Nei giorni scorsi l’Unione europea ha pubblicato l’annuale rapporto sulla crescita del continente per il prossimo anno. A questa si è accompagnata anche la contestuale pubblicazione della proposta della Commissione per la relazione comune sull’occupazione, in cui si analizza lo stato di salute del lavoro in Europa e le risposte politiche offerte dai diversi Stati membri.



La relazione dimostra, prima di tutto, come le riforme strutturali sostanziali paghino sempre e analizza, quindi, le potenzialità dell’Europa, a partire dal 2015, per migliorare sul piano occupazionale e sociale. In particolare, Marianne Thyssen, la neo-Commissaria per l’Occupazione, ha sottolineato come la creazione di posti di lavoro sia al centro del programma di lavoro della nuova Commissione. Ha evidenziato, inoltre, come l’esperienza degli Stati membri che hanno coraggiosamente riformato il proprio mercato del lavoro dimostri che le riforme pagano sul serio e che, quindi, su tale strada dovrebbero muoversi, ed essere incoraggiati a farlo, anche quei paesi che non hanno ancora fatto altrettanto.



Le previsioni economiche d’autunno della Commissione sono, tuttavia, contrassegnate da una crescita lenta e alta, ma relativamente stabile, disoccupazione (24,6 milioni di persone in tutta Europa). Anche nelle economie che stanno andando sostanzialmente bene la disoccupazione sta difatti diventando, ahinoi, strutturale, come dimostra l’incremento del numero dei senza lavoro di lunga durata.

Le dinamiche della disoccupazione in Europa sono, ciò nonostante, molto diverse. Nel settembre 2014 il tasso di disoccupazione variava, infatti, dal 5,0% in Germania e il 5,1% in Austria, a un estremo, ai dati, sicuramente meno confortanti, del 24,0% in Spagna e del 26,4% in Grecia. È utile, inoltre, sottolineare come, nel corso dell’ultimo anno, la disoccupazione sia diminuita in 21 Stati membri, sia stabile in un solo Paese, e sia cresciuta in sei. Le maggiori diminuzioni sono state registrate in Spagna, Croazia, Ungheria e Portogallo, mentre tra gli stati in cui vi è stato un ulteriore aumento figurano la Francia, la Lituania, il Lussemburgo, l’Austria, la Finlandia e, ovviamente, l’Italia.

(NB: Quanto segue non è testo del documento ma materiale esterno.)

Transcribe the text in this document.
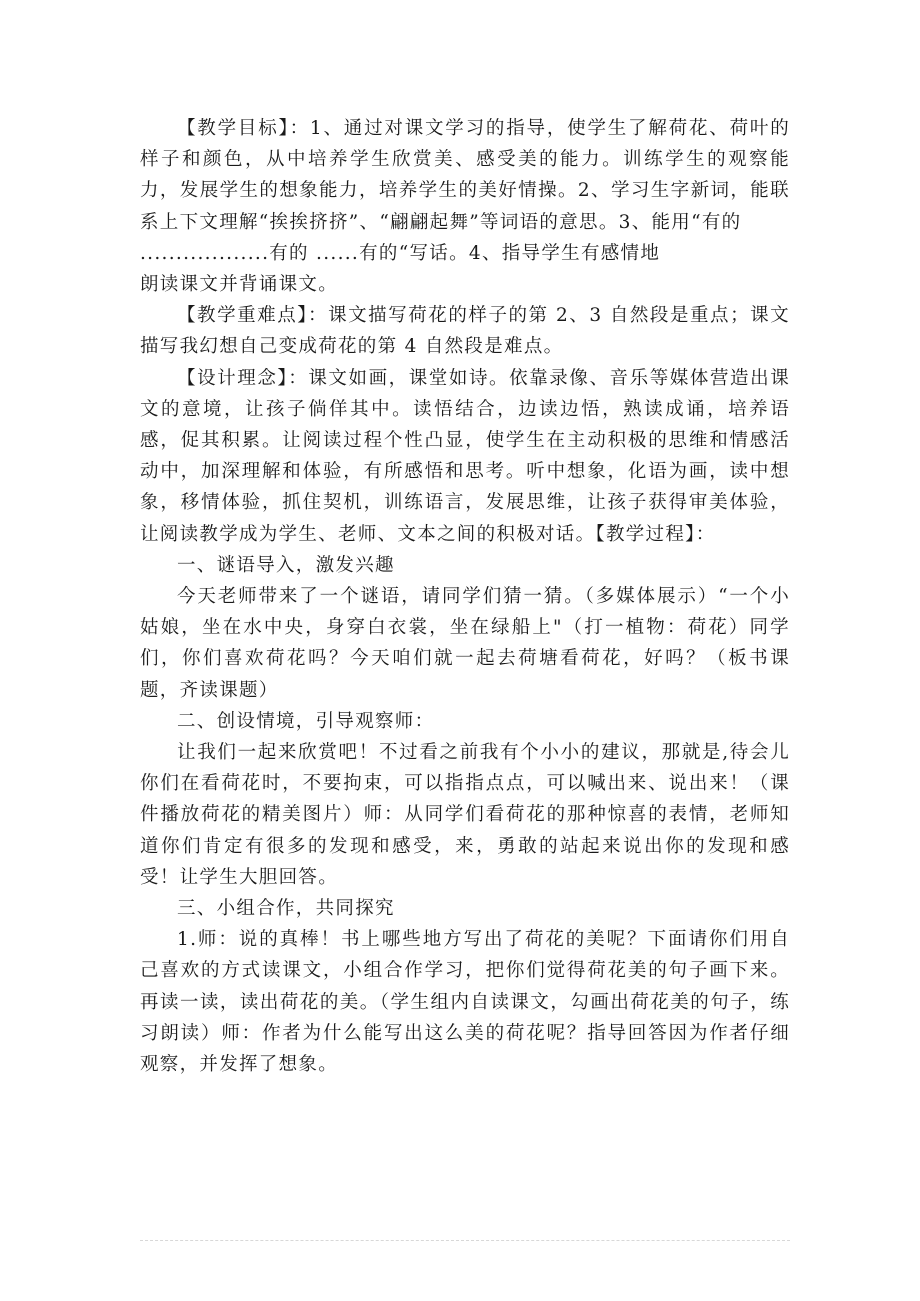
【教学目标】：1、通过对课文学习的指导，使学生了解荷花、荷叶的样子和颜色，从中培养学生欣赏美、感受美的能力。训练学生的观察能力，发展学生的想象能力，培养学生的美好情操。2、学习生字新词，能联系上下文理解“挨挨挤挤”、“翩翩起舞”等词语的意思。3、能用“有的
..................有的 ......有的“写话。4、指导学生有感情地
朗读课文并背诵课文。

【教学重难点】：课文描写荷花的样子的第 2、3 自然段是重点；课文描写我幻想自己变成荷花的第 4 自然段是难点。

【设计理念】：课文如画，课堂如诗。依靠录像、音乐等媒体营造出课文的意境，让孩子倘佯其中。读悟结合，边读边悟，熟读成诵，培养语感，促其积累。让阅读过程个性凸显，使学生在主动积极的思维和情感活动中，加深理解和体验，有所感悟和思考。听中想象，化语为画，读中想象，移情体验，抓住契机，训练语言，发展思维，让孩子获得审美体验，让阅读教学成为学生、老师、文本之间的积极对话。【教学过程】：

一、谜语导入，激发兴趣

今天老师带来了一个谜语，请同学们猜一猜。（多媒体展示）“一个小姑娘，坐在水中央，身穿白衣裳，坐在绿船上"（打一植物：荷花）同学们，你们喜欢荷花吗？今天咱们就一起去荷塘看荷花，好吗？（板书课题，齐读课题）

二、创设情境，引导观察师：

让我们一起来欣赏吧！不过看之前我有个小小的建议，那就是,待会儿你们在看荷花时，不要拘束，可以指指点点，可以喊出来、说出来！（课件播放荷花的精美图片）师：从同学们看荷花的那种惊喜的表情，老师知道你们肯定有很多的发现和感受，来，勇敢的站起来说出你的发现和感受！让学生大胆回答。

三、小组合作，共同探究

1.师：说的真棒！书上哪些地方写出了荷花的美呢？下面请你们用自己喜欢的方式读课文，小组合作学习，把你们觉得荷花美的句子画下来。再读一读，读出荷花的美。（学生组内自读课文，勾画出荷花美的句子，练习朗读）师：作者为什么能写出这么美的荷花呢？指导回答因为作者仔细观察，并发挥了想象。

L’analisi sul nostro Paese è, oltremodo, impietosa. Il tasso di occupazione (20-64 anni) che nell’Europa a 28 arriva a superare il 68% e, in quella a 18, si ferma poco sotto, in Italia non raggiunge, seppur per pochi decimali, il 60%. Per avere un’idea, la Germania arriva al 77% e la Danimarca è al 75%. Una stessa dinamica vale per l’indicatore che descrive il tasso di attività. Se la media europea vola al 76%, l’Italia si ferma al 67,9%, battuta anche da Croazia e Ungheria.

Dati che, similmente, si riscontrano quando ci interessiamo di occupazione giovanile (15-24 anni). Il nostro tasso di disoccupazione semplicemente doppia quello della media europea (43,3% vs 21,6%). Per amor patrio è meglio omettere, in questo caso, il dato del Paese guidato dalla Cancelliera.

In questo contesto il Jobs Act si avvia verso l’approvazione finale al Senato. Basteranno gli ambiziosi obiettivi di questo significativo – a prescindere da tutte le, più o meno, legittime critiche di metodo e di merito – sforzo riformista per far cambiare verso a questi crudi dati statistici e all’economia di questo nostro stanco Paese?

La risposta, in questo caso, non è demandata ai posteri, ma, più banalmente, alle rilevazioni e alle analisi, spesso impietose, delle grande istituzioni di ricerca, ma non solo, italiane e, in particolare, europee che verranno realizzate già a partire dai prossimi mesi.